One of the commonest traditional ideas about art is that it involves the exercise of some kind of skill. It is as if a craft skill, woodcarving for example, or goldsmithing, could be taken to such a pitch of perfection that the resulting object transcended its original category and ascended into the category of ‘art’.

The post-Renaissance Academic tradition was largely about codifying the kinds of skills in the manipulation of a relatively restricted range of media that could result in producing a work of art. By way of distinction from ‘mere’ craft skill, however, the practice also involved the exercise of intellectual control: one thinks of ‘learned’ artists such as Poussin or Rubens. The concept of ‘fine art’ or ‘high art’ that was in place by the eighteenth century was quite exclusive – excluding many practices such as the ‘lesser arts’ or crafts that previously had counted as art, and by extension also excluding many practices of visual culture from around the world, past and present alike.

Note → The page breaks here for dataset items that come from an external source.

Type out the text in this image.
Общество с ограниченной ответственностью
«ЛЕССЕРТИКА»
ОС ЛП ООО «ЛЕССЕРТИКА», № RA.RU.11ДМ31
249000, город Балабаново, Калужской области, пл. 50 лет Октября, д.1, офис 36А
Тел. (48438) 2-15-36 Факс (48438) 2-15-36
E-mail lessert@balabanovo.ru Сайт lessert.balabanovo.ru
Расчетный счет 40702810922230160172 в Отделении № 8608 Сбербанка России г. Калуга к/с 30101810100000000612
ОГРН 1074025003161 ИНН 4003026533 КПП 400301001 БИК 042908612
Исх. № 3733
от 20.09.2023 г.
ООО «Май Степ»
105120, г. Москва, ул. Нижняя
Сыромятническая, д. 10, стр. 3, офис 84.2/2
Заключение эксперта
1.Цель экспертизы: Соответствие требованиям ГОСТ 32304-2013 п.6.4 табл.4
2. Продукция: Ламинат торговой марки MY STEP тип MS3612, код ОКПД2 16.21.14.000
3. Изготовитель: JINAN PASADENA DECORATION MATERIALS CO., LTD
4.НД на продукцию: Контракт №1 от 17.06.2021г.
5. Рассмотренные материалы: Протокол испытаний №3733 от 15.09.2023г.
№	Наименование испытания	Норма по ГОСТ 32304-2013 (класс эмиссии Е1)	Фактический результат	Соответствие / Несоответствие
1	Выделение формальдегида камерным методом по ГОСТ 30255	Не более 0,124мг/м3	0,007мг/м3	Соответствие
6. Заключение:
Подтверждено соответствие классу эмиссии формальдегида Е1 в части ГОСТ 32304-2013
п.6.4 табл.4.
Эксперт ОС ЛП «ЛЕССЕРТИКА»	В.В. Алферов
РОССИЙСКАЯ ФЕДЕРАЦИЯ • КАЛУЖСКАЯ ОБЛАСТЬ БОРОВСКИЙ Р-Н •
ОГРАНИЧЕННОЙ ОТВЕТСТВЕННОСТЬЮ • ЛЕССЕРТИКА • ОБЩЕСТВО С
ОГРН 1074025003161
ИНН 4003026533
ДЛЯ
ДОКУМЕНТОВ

By contrast, the avant-garde tradition of ‘modern art’, and subsequently the contemporary development of so-called ‘postmodernist’ art have shown how the category of ‘art’ can survive and prosper even when divested of any craft-related concept of skill. In the late nineteenth and early twentieth centuries learning and skill became the negative signifiers of academicism, increasingly trumped by individualistic notions of sincerity, spontaneity and feeling. In the later twentieth century, manual or craft skills became widely associated with more or less archaic ‘artisanal’ forms of production, and artists turned to contemporary modes such as industrial fabrication and mass production, or even the rejection of material production at all.

The expansion in the concept of art should have made us sensitive about offering exclusive definitions of what is and isn’t, can and can’t be ‘art’. Nonetheless, it is worth emphasising two important features of our modern thinking about art in order to highlight the differences and difficulties we encounter with ancient Egyptian art: autonomy and artistic authors.